The queen's message came at the end of a year in which 106 British soldiers were killed in the troubled Central Asian country. 2009 has been the bloodiest year for the British military since the war started nine years ago, and public support for the U.S.-led campaign has waned as the death toll mounts in the fight against Taliban militants.
"I am sure that we have all been affected by events in Afghanistan and saddened by the casualties suffered by our forces serving there," the queen said in an address prerecorded in Buckingham Palace's White Drawing Room.
As she spoke, the television broadcast showed footage of a procession of hearses carrying the war dead moving slowly through streets lined with mourners in the small English town of Wootton Bassett. The scene has become a familiar one _ it has been shown on national television every time a soldier's body was repatriated.
The 83-year-old monarch offered her sympathy to bereaved families and praised the effort of Commonwealth soldiers fighting in Afghanistan. Aside from Britain, Commonwealth members Canada, Australia, New Zealand and Singapore also have troops serving there.
"The debt of gratitude owed to these young men and women, and to their predecessors, is indeed profound," she said. "But, we can be proud of the positive contribution that our servicemen and women are making, in conjunction with our allies."
More than 240 British soldiers have been killed since operations began in Afghanistan in 2001. Prime Minister Gordon Brown has insisted that the war is crucial to Britain's national security, and he has pledged to boost troop numbers to about 10,000.

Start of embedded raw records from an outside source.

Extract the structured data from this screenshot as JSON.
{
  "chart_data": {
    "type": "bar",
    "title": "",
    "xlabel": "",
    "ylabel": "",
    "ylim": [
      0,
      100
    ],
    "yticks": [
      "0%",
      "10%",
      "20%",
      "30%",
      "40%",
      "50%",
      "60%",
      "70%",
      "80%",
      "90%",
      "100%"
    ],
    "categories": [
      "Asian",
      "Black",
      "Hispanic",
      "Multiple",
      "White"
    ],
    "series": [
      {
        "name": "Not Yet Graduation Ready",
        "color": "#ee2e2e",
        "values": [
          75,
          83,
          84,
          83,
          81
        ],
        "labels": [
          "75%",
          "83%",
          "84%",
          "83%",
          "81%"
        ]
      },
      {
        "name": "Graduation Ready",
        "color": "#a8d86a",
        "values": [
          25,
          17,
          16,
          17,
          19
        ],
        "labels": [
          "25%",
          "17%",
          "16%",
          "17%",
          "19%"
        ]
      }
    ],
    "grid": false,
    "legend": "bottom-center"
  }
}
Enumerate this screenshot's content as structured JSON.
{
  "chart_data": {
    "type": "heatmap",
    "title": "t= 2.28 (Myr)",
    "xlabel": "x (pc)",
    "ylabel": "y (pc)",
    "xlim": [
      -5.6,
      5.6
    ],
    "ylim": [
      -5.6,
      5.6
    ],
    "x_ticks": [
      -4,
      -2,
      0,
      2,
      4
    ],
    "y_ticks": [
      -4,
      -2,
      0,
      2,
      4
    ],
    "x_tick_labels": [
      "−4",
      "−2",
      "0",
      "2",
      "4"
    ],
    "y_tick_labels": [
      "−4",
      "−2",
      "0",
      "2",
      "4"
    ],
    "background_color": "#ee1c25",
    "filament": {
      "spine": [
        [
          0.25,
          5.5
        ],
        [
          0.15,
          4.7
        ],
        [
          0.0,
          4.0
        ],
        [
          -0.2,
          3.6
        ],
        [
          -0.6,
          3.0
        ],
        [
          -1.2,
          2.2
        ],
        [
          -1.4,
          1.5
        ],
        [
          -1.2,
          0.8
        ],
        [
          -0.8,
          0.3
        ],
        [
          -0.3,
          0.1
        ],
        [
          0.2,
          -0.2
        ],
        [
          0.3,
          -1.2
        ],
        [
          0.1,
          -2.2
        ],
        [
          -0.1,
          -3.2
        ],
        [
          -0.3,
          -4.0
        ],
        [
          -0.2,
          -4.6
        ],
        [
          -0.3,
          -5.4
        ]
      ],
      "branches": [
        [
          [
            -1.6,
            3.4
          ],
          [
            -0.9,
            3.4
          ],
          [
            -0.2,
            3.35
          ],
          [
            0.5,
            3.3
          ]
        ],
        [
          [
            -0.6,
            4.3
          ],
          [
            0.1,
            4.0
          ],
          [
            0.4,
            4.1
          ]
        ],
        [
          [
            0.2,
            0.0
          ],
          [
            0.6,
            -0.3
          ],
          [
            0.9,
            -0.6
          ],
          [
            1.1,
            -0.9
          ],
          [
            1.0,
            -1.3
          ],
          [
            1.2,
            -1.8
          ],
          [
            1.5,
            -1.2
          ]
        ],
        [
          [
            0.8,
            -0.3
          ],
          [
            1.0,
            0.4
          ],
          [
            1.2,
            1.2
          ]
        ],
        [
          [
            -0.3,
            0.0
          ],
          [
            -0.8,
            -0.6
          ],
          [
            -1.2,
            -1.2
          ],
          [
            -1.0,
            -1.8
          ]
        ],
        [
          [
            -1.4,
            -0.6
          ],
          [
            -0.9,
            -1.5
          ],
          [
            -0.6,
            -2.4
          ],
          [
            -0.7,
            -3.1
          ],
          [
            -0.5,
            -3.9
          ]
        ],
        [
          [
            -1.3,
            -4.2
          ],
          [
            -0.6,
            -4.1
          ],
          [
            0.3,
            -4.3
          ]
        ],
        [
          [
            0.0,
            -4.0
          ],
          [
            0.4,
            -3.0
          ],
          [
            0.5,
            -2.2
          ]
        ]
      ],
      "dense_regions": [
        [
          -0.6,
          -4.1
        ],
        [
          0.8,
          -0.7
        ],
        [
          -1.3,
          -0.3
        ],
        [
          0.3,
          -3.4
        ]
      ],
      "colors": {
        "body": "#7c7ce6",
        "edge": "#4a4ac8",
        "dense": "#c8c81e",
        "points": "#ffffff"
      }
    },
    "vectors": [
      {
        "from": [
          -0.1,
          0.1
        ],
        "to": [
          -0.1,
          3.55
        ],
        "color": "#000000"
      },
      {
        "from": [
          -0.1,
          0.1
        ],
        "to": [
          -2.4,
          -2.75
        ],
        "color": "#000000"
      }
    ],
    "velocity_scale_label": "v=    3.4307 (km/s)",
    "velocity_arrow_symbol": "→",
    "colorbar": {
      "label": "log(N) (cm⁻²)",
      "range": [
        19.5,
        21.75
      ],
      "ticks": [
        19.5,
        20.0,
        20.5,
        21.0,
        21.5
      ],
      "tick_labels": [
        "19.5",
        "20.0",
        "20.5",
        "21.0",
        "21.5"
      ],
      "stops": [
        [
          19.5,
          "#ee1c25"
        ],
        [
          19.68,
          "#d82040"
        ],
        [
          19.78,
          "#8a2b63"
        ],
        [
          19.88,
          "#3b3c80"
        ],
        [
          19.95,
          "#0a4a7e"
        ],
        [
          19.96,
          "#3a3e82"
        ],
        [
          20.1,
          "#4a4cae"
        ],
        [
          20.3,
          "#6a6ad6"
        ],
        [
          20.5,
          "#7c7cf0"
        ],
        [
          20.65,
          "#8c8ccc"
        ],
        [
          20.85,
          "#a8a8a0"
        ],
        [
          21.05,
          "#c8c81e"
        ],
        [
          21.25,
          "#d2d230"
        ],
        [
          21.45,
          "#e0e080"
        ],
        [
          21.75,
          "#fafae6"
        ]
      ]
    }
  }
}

The annual broadcast is one of the only times the queen _ Britain's oldest reigning monarch _ publicly voices her own opinion without government consultation. Her first televised broadcast was in 1957.
For this year's address, the queen wore a bright turquoise silk wool dress accessorized with a three-stringed pearl necklace, and a pearl and diamond brooch.
A large part of her message was dedicated to highlighting the importance of the Commonwealth _ an institution that celebrates its 60th anniversary this year. The queen said the family of nations "remains a strong and practical force for good," and is a forum where its 54 member states cooperate to achieve practical solutions to problems.
The monarch also touched on the effects of the recession, echoing the somber focus on the economic crisis in her broadcast last year.
"2009 was a difficult year for many, in particular those facing the continuing effects of the economic downturn," she said.
On Friday, the queen and other members of the royal family attended their traditional Christmas Day church service on the queen's Sandringham House estate in Norfolk.
She was joined by the Duke of Edinburgh, Prince Charles, the Duchess of Cornwall and Princes William and Harry, as well as hundreds of onlookers hoping to see the royal family.